St. Croix National Scenic Riverway
The St. Croix River near Osceola
Along the Namekagon River
The St. Croix River National Scenic Riverway protects some 255 miles of river, including the St. Croix River (along the Wisconsin-Minnesota boundary) and the Namekagon River (in Wisconsin) and adjoining lands. The whole is managed by the National Park Service but included in the riverway are several state parks. Most folks visit the riverway by floating through it in kayaks and canoes, enjoying the scenery and fishing the waters. Campers will find numerous National Park Service-designated campsites along the riverway and hikers will find miles and miles of trails throughout the adjoining lands. The St. Croix National Scenic Riverway is one of the eight original rivers designated under the 1968 Wild and Scenic Rivers Act.
Evidence has been discovered in the area pointing to human habitation beginning around 10,000 years ago as the glaciers of the Wisconsin Glaciation retreated for the last time. Prehistoric campsites, burial mounds, quarries, chipping stations, rock art, wild rice processing areas and the remains of village sites are found throughout the area, offering glimpses into the various cultures engaged in the seasonal and complex prehistoric lifestyles of the ancient Native Americans who lived and died here. From the late 1600's until 1763, French fur trappers were the primary European influence in the area, using the St. Croix and Brule Rivers as one of their major travel routes between the Mississippi River area and the Great Lakes. Then France lost the Seven Years War (the French and Indian War in North America) and ceded all French territory east of the Mississippi River to Great Britain.
Early Anglo-American settlers didn't do well in the area until after the 1837 treaty opened the region for safe settlement. Within a year of that the loggers arrived and began a 70-year project that cut virtually all the virgin timber available in northern Wisconsin and eastern Minnesota.
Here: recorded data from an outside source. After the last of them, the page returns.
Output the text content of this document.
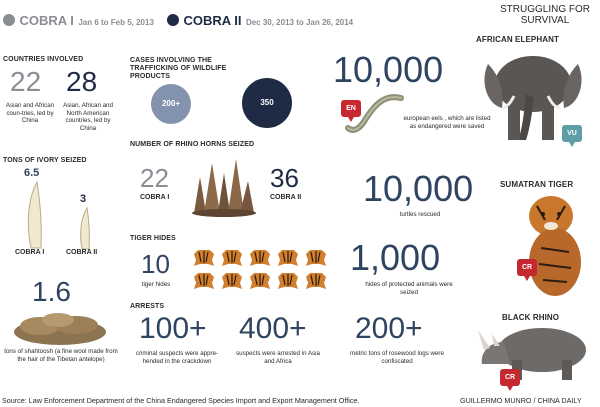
COBRA I Jan 6 to Feb 5, 2013	COBRA II Dec 30, 2013 to Jan 26, 2014
COUNTRIES INVOLVED
22
Asian and African coun-tries, led by China
28
Asian, African and North American countries, led by China
TONS OF IVORY SEIZED
6.5
COBRA I
3
COBRA II
1.6
tons of shahtoosh (a fine wool made from the hair of the Tibetan antelope)
CASES INVOLVING THE TRAFFICKING OF WILDLIFE PRODUCTS
200+	350
NUMBER OF RHINO HORNS SEIZED
22
COBRA I
36
COBRA II
TIGER HIDES
10
tiger hides
ARRESTS
100+
criminal suspects were appre-hended in the crackdown
400+
suspects were arrested in Asia and Africa
200+
metric tons of rosewood logs were confiscated
10,000
EN
european eels , which are listed as endangered were saved
10,000
turtles rescued
1,000
hides of protected animals were seized
STRUGGLING FOR SURVIVAL
AFRICAN ELEPHANT
VU
SUMATRAN TIGER
CR
BLACK RHINO
CR
Source: Law Enforcement Department of the China Endangered Species Import and Export Management Office.	GUILLERMO MUNRO / CHINA DAILY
They also pushed nearly all the Dakota and Cree out of the area, leaving only a few scattered bands of Ojibwe in northern Wisconsin.
The main visitor center for the St. Croix Riverway is in St. Croix Falls. A second visitor center is in the town of Trego, along the Namekagon River. Both are open only in the warmer months when the rivers are clear of ice. The Riverway features about 60 river landings and maybe 150 designated shoreline campsites.